I just wanted a safer place to hide...
Senior year is just around the corner. I can't believe time has moved this fast. I remember writing my blog posts at the beginning of it all - scared, confused, totally lost. I'm still pretty much in the same spot, really. I wonder if life ever stops being confusing, or if humans are more or less doomed to confusion for all eternity. I wish I had the strength to just say fuck it and go for what I want, but sometimes I'm sure it takes more strength to stay where I am.
This summer was spectacular for so many reasons. I am so glad it happened. From discovering new friends to working the Walla Walla Sweet Onion Festival and Hairspray to Kimmy's wedding to Motley Crue, everything was so good. I have grown so much. I still struggle, but I think that is just how life goes. Plateaus are simply building ground for the next growth spurt.
I've been discussing with a dear friend about how love is a swimming pool. It's so much fun when you're swimnming and splashing about and enjoying things. Sitting on the edge or on the deck of the pool, just watching, sucks. Sometmes, you're really enjoying the pool and the company, and sometimes, it's just not the right time to swim. So you get out, towel off, and wait for things to be right. Sometimes, you're swimming alone, waiting for someone to jump in with you. Sometimes, you're poised on the diving board waiting for someone to tell you to jump and watch you fall (maybe so you can splash them on the way in). I had just finished toweling off, and had decided to sit a little farther away from the pool for awhile, maybe read a book on the deck... It was so pleasant. What do you do if someone pushes you back in?
I'm also learning to be content with my friends the way they are. So if that means they don't speak to me for a few weeks, fine.

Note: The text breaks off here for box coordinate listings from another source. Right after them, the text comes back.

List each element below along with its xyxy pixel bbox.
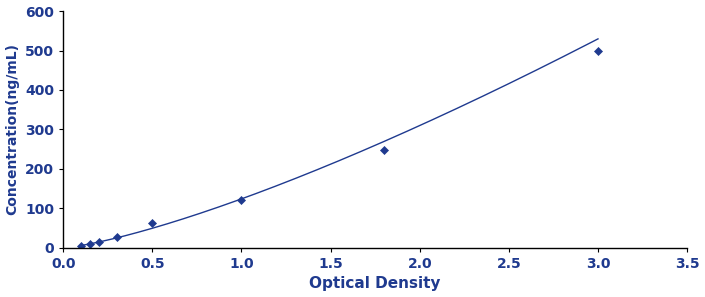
X-axis label: Optical Density: Optical Density: [309, 277, 441, 291]
Y-axis label: Concentration(ng/mL): Concentration(ng/mL): [6, 43, 20, 215]
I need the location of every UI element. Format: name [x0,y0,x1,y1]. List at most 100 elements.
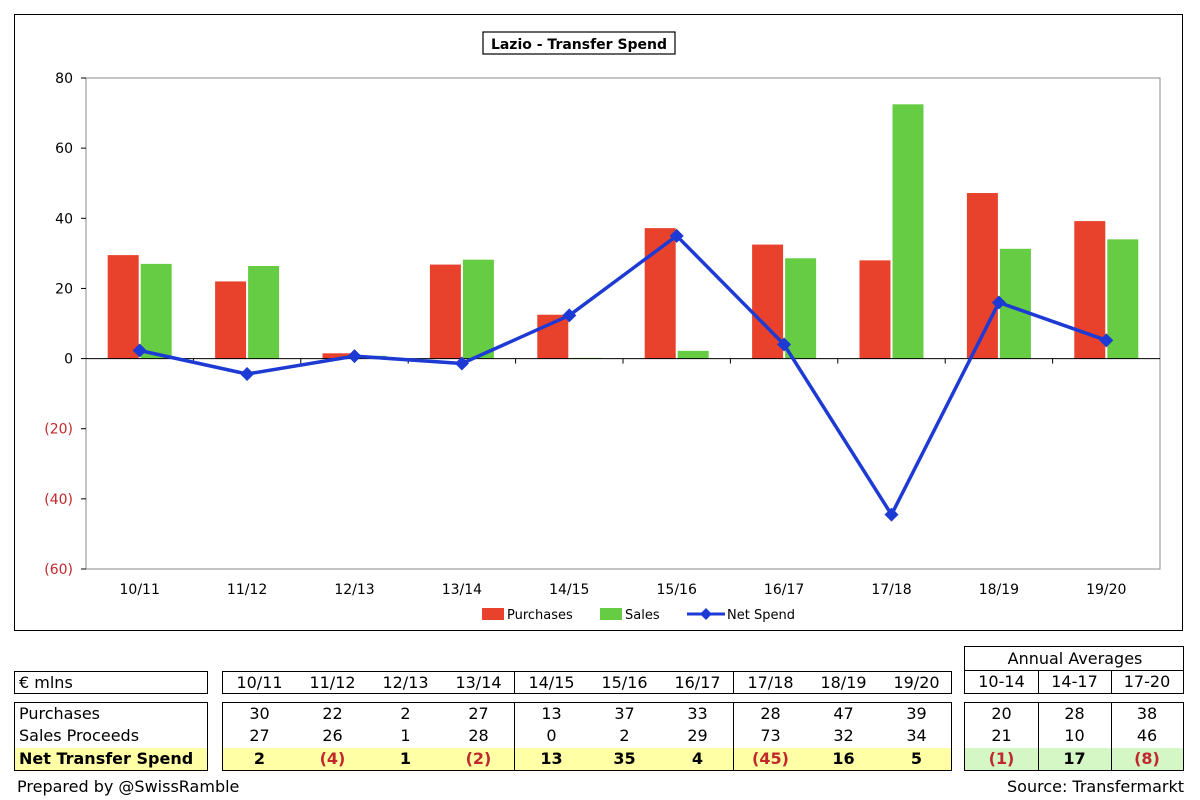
y-tick-label: 20 [55,281,73,297]
table-cell: 1 [400,726,411,745]
season-header: 11/12 [309,673,356,692]
table-cell: 37 [614,704,635,723]
table-cell: 39 [906,704,927,723]
average-col-divider [1111,671,1112,694]
y-tick-label: 0 [64,352,73,368]
season-group-divider [733,703,734,770]
y-tick-label: (20) [44,422,73,438]
table-cell: 26 [322,726,343,745]
table-cell: (45) [752,749,789,768]
x-tick-label: 12/13 [334,582,374,598]
average-cell: 17 [1063,749,1086,768]
x-tick-label: 13/14 [442,582,482,598]
season-header: 13/14 [455,673,502,692]
table-cell: 5 [910,749,923,768]
x-tick-label: 14/15 [549,582,589,598]
table-cell: 4 [691,749,704,768]
average-cell: 20 [991,704,1012,723]
y-tick-label: 60 [55,141,73,157]
net-spend-row-highlight [223,748,951,770]
unit-label: € mlns [19,673,73,692]
sales-bar [892,104,924,359]
sales-bar [1107,239,1139,359]
source-note: Source: Transfermarkt [1007,777,1184,796]
table-cell: 27 [468,704,489,723]
purchases-bar [752,244,784,359]
net-spend-point [991,295,1006,310]
row-labels-box: Purchases Sales Proceeds Net Transfer Spen… [14,702,208,771]
average-period-header: 17-20 [1123,672,1171,691]
y-tick-label: (60) [44,562,73,578]
table-cell: (4) [319,749,346,768]
net-spend-point [347,349,362,364]
season-group-divider [733,672,734,694]
purchases-legend-swatch [482,608,504,620]
table-cell: 47 [833,704,854,723]
net-spend-point [1099,333,1114,348]
y-tick-label: 80 [55,71,73,87]
x-tick-label: 16/17 [764,582,804,598]
row-label: Sales Proceeds [19,726,140,745]
season-header: 12/13 [382,673,429,692]
average-period-header: 10-14 [978,672,1025,691]
net-spend-legend-marker [700,608,712,620]
average-col-divider [1038,703,1039,770]
chart-frame: Lazio - Transfer Spend (60) (40) (20) 0 20 40 6… [14,14,1183,631]
unit-label-box: € mlns [14,671,208,694]
average-cell: 46 [1136,726,1158,745]
averages-header-divider [965,670,1183,671]
purchases-bar [322,353,354,359]
season-header: 15/16 [601,673,648,692]
x-tick-label: 11/12 [227,582,267,598]
net-spend-point [454,356,469,371]
average-cell: 10 [1064,726,1085,745]
sales-bar [248,265,280,359]
average-cell: 38 [1136,704,1158,723]
table-cell: 29 [687,726,708,745]
legend-label: Net Spend [727,608,795,623]
table-cell: 2 [253,749,266,768]
table-cell: 28 [760,704,781,723]
net-spend-point [884,507,899,522]
average-cell: 21 [991,726,1012,745]
y-tick-label: (40) [44,492,73,508]
season-header: 10/11 [236,673,283,692]
season-group-divider [514,703,515,770]
table-cell: 2 [400,704,411,723]
purchases-bar [966,193,998,359]
season-header-box: 10/11 11/12 12/13 13/14 14/15 15/16 16/17 17/18… [222,671,952,694]
y-tick-label: 40 [55,211,73,227]
net-spend-point [777,337,792,352]
plot-area [85,77,1161,570]
season-header: 14/15 [528,673,575,692]
net-spend-point [132,343,147,358]
sales-bar [785,258,817,359]
table-cell: 22 [322,704,343,723]
table-cell: 13 [541,704,562,723]
chart-title: Lazio - Transfer Spend [491,37,667,53]
table-cell: 27 [249,726,270,745]
season-values-box: 30 22 2 27 13 37 33 28 47 39 27 26 1 28 0 2 29 73 32 34 2 (4)… [222,702,952,771]
table-cell: 34 [906,726,927,745]
x-tick-label: 19/20 [1086,582,1126,598]
x-tick-label: 18/19 [979,582,1019,598]
x-tick-label: 10/11 [120,582,160,598]
table-cell: 33 [687,704,708,723]
table-cell: 28 [468,726,489,745]
table-cell: 32 [833,726,854,745]
table-cell: 30 [249,704,270,723]
net-spend-label-highlight [15,748,207,770]
season-header: 18/19 [820,673,867,692]
x-tick-label: 17/18 [871,582,911,598]
x-tick-label: 15/16 [657,582,697,598]
net-spend-point [669,228,684,243]
table-cell: 1 [399,749,412,768]
table-cell: (2) [465,749,492,768]
sales-bar [462,259,494,359]
purchases-bar [215,281,247,359]
sales-bar [677,350,709,359]
purchases-bar [429,264,461,359]
average-cell: (1) [988,749,1015,768]
chart-svg: Lazio - Transfer Spend (60) (40) (20) 0 20 40 6… [44,31,1161,623]
averages-values-box: 20 28 38 21 10 46 (1) 17 (8) [964,702,1184,771]
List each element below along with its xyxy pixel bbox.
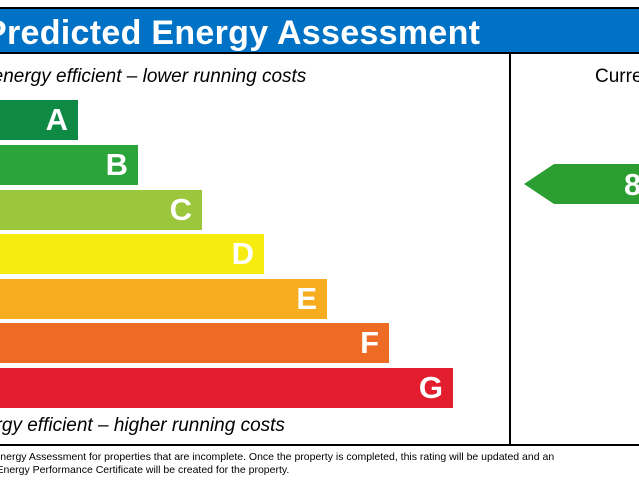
rating-band-a: A — [0, 100, 78, 140]
rating-band-letter: C — [169, 192, 192, 227]
current-rating-arrow — [524, 164, 639, 204]
rating-band-f: F — [0, 323, 389, 363]
rating-band-letter: F — [360, 325, 379, 360]
rating-band-letter: G — [418, 370, 443, 405]
divider-right-panel — [509, 54, 511, 446]
rating-band-letter: B — [105, 147, 128, 182]
rating-band-letter: A — [45, 102, 68, 137]
footer-note: This is a Predicted Energy Assessment fo… — [0, 451, 639, 477]
rating-band-e: E — [0, 279, 327, 319]
header-bar: Predicted Energy Assessment — [0, 7, 639, 54]
rating-band-letter: E — [296, 281, 317, 316]
rating-band-g: G — [0, 368, 453, 408]
divider-bottom — [0, 444, 639, 446]
footer-line-1: This is a Predicted Energy Assessment fo… — [0, 451, 555, 463]
current-rating-value: 83 — [624, 167, 639, 202]
rating-band-letter: D — [231, 236, 254, 271]
rating-band-c: C — [0, 190, 202, 230]
current-column-label: Current — [595, 66, 639, 87]
rating-band-d: D — [0, 234, 264, 274]
footer-line-2: official Energy Performance Certificate … — [0, 464, 290, 476]
caption-efficient: Very energy efficient – lower running co… — [0, 66, 307, 87]
caption-inefficient: Not energy efficient – higher running co… — [0, 415, 285, 436]
rating-band-b: B — [0, 145, 138, 185]
current-rating-arrow-shape — [524, 164, 639, 204]
page-title: Predicted Energy Assessment — [0, 14, 481, 52]
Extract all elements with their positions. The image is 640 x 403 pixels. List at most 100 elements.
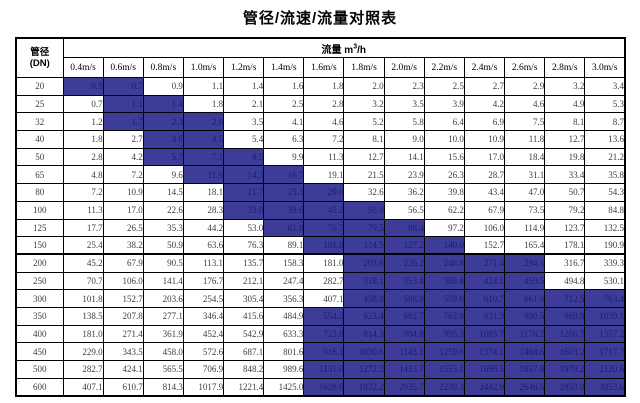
flow-value-cell: 181.0 (303, 253, 345, 273)
flow-value-cell: 1.6 (263, 77, 305, 96)
flow-value-cell: 1555.1 (423, 360, 465, 379)
flow-value-cell: 1145.1 (383, 342, 425, 361)
table-row: 40 1.8 2.7 3.6 4.5 5.4 6.3 7.2 8.1 9.0 10.0 10.9 11.… (15, 130, 626, 149)
flow-value-cell: 1.1 (102, 94, 144, 114)
flow-value-cell: 54.3 (584, 183, 626, 202)
flow-value-cell: 831.3 (463, 306, 506, 326)
flow-value-cell: 316.7 (544, 253, 586, 273)
flow-value-cell: 1221.4 (223, 377, 265, 397)
table-row: 32 1.2 1.7 2.3 2.9 3.5 4.1 4.6 5.2 5.8 6.4 6.9 7.5 8.… (15, 112, 626, 132)
flow-value-cell: 706.9 (182, 360, 225, 379)
flow-value-cell: 165.4 (504, 236, 546, 255)
flow-value-cell: 2239.3 (423, 377, 465, 397)
flow-value-cell: 101.8 (62, 289, 104, 308)
pipe-flow-table: 管径 (DN) 流量 m3/h 0.4m/s 0.6m/s 0.8m/s 1.0m/s… (15, 37, 626, 397)
flow-value-cell: 33.9 (223, 200, 265, 220)
dn-cell: 32 (15, 112, 64, 132)
flow-value-cell: 424.1 (463, 271, 506, 291)
flow-value-cell: 43.4 (463, 183, 506, 202)
flow-value-cell: 1085.7 (463, 324, 506, 344)
flow-value-cell: 4.6 (504, 94, 546, 114)
dn-cell: 450 (15, 342, 64, 361)
flow-value-cell: 88.4 (383, 218, 425, 238)
velocity-header: 1.2m/s (223, 57, 265, 78)
velocity-header: 2.6m/s (504, 57, 546, 78)
flow-value-cell: 305.4 (223, 289, 265, 308)
flow-value-cell: 1131.0 (303, 360, 345, 379)
flow-value-cell: 2.9 (182, 112, 225, 132)
flow-value-cell: 801.6 (263, 342, 305, 361)
dn-header-line2: (DN) (29, 58, 50, 69)
flow-value-cell: 176.7 (182, 271, 225, 291)
flow-value-cell: 4.5 (182, 130, 225, 149)
table-row: 500 282.7 424.1 565.5 706.9 848.2 989.6 1131.0 1… (15, 360, 626, 379)
flow-value-cell: 7.2 (62, 183, 104, 202)
flow-value-cell: 84.8 (584, 200, 626, 220)
flow-value-cell: 1357.2 (584, 324, 626, 344)
flow-value-cell: 23.9 (383, 165, 425, 185)
flow-value-cell: 36.2 (383, 183, 425, 202)
flow-value-cell: 814.3 (343, 324, 385, 344)
table-row: 250 70.7 106.0 141.4 176.7 212.1 247.4 282.7 318… (15, 271, 626, 291)
flow-value-cell: 1.7 (102, 112, 144, 132)
flow-value-cell: 8.1 (343, 130, 385, 149)
flow-value-cell: 2850.0 (544, 377, 586, 397)
flow-value-cell: 190.9 (584, 236, 626, 255)
flow-value-cell: 1.2 (62, 112, 104, 132)
flow-value-cell: 458.0 (142, 342, 184, 361)
table-row: 65 4.8 7.2 9.6 11.9 14.3 16.7 19.1 21.5 23.9 26.3 2… (15, 165, 626, 185)
flow-value-cell: 79.5 (343, 218, 385, 238)
flow-value-cell: 424.1 (102, 360, 144, 379)
flow-value-cell: 15.6 (423, 147, 465, 167)
flow-value-cell: 900.5 (504, 306, 546, 326)
flow-value-cell: 3.4 (584, 77, 626, 96)
flow-value-cell: 1272.3 (343, 360, 385, 379)
flow-value-cell: 11.3 (62, 200, 104, 220)
flow-value-cell: 132.5 (584, 218, 626, 238)
flow-value-cell: 508.9 (383, 289, 425, 308)
flow-value-cell: 2.8 (62, 147, 104, 167)
flow-value-cell: 25.3 (263, 183, 305, 202)
flow-value-cell: 114.5 (343, 236, 385, 255)
flow-value-cell: 203.6 (343, 253, 385, 273)
flow-value-cell: 848.2 (223, 360, 265, 379)
dn-cell: 300 (15, 289, 64, 308)
flow-value-cell: 45.2 (62, 253, 104, 273)
flow-value-cell: 1837.8 (504, 360, 546, 379)
flow-value-cell: 8.5 (223, 147, 265, 167)
flow-value-cell: 16.7 (263, 165, 305, 185)
flow-value-cell: 572.6 (182, 342, 225, 361)
dn-cell: 600 (15, 377, 64, 397)
flow-value-cell: 388.8 (423, 271, 465, 291)
flow-value-cell: 1488.6 (504, 342, 546, 361)
flow-value-cell: 1017.9 (182, 377, 225, 397)
velocity-header: 1.6m/s (303, 57, 345, 78)
flow-value-cell: 1259.6 (423, 342, 465, 361)
velocity-header: 1.0m/s (182, 57, 225, 78)
flow-value-cell: 247.4 (263, 271, 305, 291)
flow-value-cell: 415.6 (223, 306, 265, 326)
flow-value-cell: 3.2 (544, 77, 586, 96)
velocity-header: 1.4m/s (263, 57, 305, 78)
flow-value-cell: 1.4 (142, 94, 184, 114)
flow-value-cell: 135.7 (223, 253, 265, 273)
flow-value-cell: 28.7 (463, 165, 506, 185)
flow-unit-tail: /h (357, 44, 366, 56)
flow-value-cell: 4.6 (303, 112, 345, 132)
flow-value-cell: 127.2 (383, 236, 425, 255)
flow-value-cell: 76.3 (223, 236, 265, 255)
flow-value-cell: 723.8 (303, 324, 345, 344)
header-row-velocities: 0.4m/s 0.6m/s 0.8m/s 1.0m/s 1.2m/s 1.4m/s 1.6m… (16, 57, 626, 78)
velocity-header: 3.0m/s (584, 57, 626, 78)
flow-value-cell: 7.5 (504, 112, 546, 132)
dn-cell: 350 (15, 306, 64, 326)
dn-header-line1: 管径 (30, 47, 50, 58)
flow-value-cell: 1603.2 (544, 342, 586, 361)
flow-value-cell: 565.5 (142, 360, 184, 379)
flow-value-cell: 712.5 (544, 289, 586, 308)
flow-value-cell: 271.4 (463, 253, 506, 273)
flow-value-cell: 21.2 (584, 147, 626, 167)
table-row: 20 0.5 0.7 0.9 1.1 1.4 1.6 1.8 2.0 2.3 2.5 2.7 2.9 3.… (15, 77, 626, 96)
flow-value-cell: 9.6 (142, 165, 184, 185)
table-row: 450 229.0 343.5 458.0 572.6 687.1 801.6 916.1 10… (15, 342, 626, 361)
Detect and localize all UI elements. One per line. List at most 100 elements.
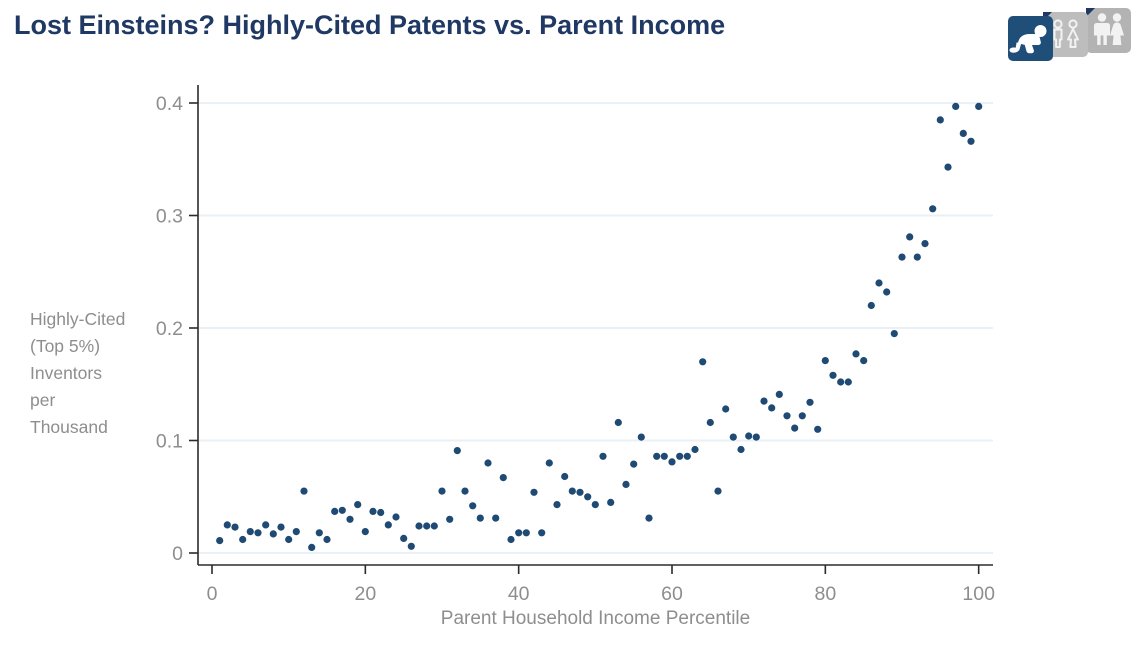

It's hard for me, because I'm ridiculously anxious about things like that - but it promotes healthier friendships. Hopefully, this conscious learning process will help me adapt into a healthier person.
I've had this overwhelming need to ask people if they think I'm pretty or not recently - please don't answer that, readers - and I think it is preposterous. It actually kind of bugs me that I want to ask so much, because it shouldn't matter and it only displays my insecurities. Clearly, I'm an insecure female - I'm living. My insecurities are my own and I shouldn't need to beg for attention because of them, right?
I can't even begin on the last few days yet. They have been so good and so, so bad. I'm a mess. I'll tell you when I figure things out.